An increasing number of drugs with low aqueous solubility are being formulated and marketed as amorphous solid dispersions because the amorphous form can generate a higher solubility compared to the crystalline solid. The amorphous solubility of a drug can be determined experimentally using various techniques. Most studies in this area investigate the drug in its pure form and do not evaluate any effects from other formulation ingredients. In this study, we use 6 marketed amorphous oral drug products, capsules containing 5 mg of tacrolimus, and various excipients, consisting of 1 innovator product and 5 generics.

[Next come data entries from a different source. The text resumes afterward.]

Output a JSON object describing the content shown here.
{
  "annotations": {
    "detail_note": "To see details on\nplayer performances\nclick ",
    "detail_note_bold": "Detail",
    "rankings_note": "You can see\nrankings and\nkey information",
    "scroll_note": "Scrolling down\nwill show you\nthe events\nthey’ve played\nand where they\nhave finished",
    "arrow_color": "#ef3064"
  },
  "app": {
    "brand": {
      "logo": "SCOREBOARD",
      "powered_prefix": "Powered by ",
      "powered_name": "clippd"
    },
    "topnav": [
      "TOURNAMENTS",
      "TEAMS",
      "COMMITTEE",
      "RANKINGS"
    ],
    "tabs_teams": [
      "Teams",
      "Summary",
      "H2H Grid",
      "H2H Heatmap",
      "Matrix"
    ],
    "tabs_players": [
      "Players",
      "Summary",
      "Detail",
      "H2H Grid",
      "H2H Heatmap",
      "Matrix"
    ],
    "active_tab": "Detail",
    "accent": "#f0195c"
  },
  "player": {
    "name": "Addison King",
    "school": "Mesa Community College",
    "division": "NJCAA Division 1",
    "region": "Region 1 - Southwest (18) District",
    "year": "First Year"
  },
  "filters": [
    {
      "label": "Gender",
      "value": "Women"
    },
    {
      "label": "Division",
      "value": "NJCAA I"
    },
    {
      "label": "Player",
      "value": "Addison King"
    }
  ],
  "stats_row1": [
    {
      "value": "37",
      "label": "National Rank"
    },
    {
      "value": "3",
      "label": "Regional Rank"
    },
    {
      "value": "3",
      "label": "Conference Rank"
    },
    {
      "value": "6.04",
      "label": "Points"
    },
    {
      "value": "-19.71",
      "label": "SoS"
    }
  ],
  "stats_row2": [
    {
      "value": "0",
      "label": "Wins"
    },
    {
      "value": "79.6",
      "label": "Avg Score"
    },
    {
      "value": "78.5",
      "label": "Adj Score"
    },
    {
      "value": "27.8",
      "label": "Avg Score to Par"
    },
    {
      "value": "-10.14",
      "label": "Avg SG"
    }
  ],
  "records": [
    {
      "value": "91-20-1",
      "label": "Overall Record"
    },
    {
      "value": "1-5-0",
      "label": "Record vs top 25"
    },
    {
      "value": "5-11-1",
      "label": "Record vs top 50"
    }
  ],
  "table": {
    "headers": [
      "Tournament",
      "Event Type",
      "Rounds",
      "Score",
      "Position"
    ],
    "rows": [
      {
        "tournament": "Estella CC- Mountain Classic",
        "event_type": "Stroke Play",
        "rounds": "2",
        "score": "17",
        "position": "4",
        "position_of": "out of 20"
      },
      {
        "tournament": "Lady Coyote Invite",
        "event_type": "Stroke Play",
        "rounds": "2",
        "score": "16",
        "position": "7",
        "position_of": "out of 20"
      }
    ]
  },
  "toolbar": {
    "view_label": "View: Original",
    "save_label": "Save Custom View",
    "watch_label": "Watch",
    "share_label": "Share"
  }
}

The amorphous solubility of tacrolimus was evaluated using different techniques and was compared to the crystalline solubility of the drug. Dissolution of the different products was conducted under non-sink conditions to compare the maximum achieved concentration with the amorphous solubility. Diffusion studies were performed to elucidate the maximum flux across a membrane and to evaluate whether there was any difference in the thermodynamic activity of the drug released from the formulation and the pure drug. The amorphous solubility of tacrolimus was found to be a factor of 35 higher than the crystalline solubility. The maximum concentration obtained after dissolution of the capsule contents in non-sink conditions was found to match the experimentally determined amorphous solubility of the pure drug. Furthermore, the membrane flux of tacrolimus following dissolution of the various formulations was found to be similar and maximized. This study demonstrates a link between key physicochemical properties (amorphous solubility) and in vitro formulation performance.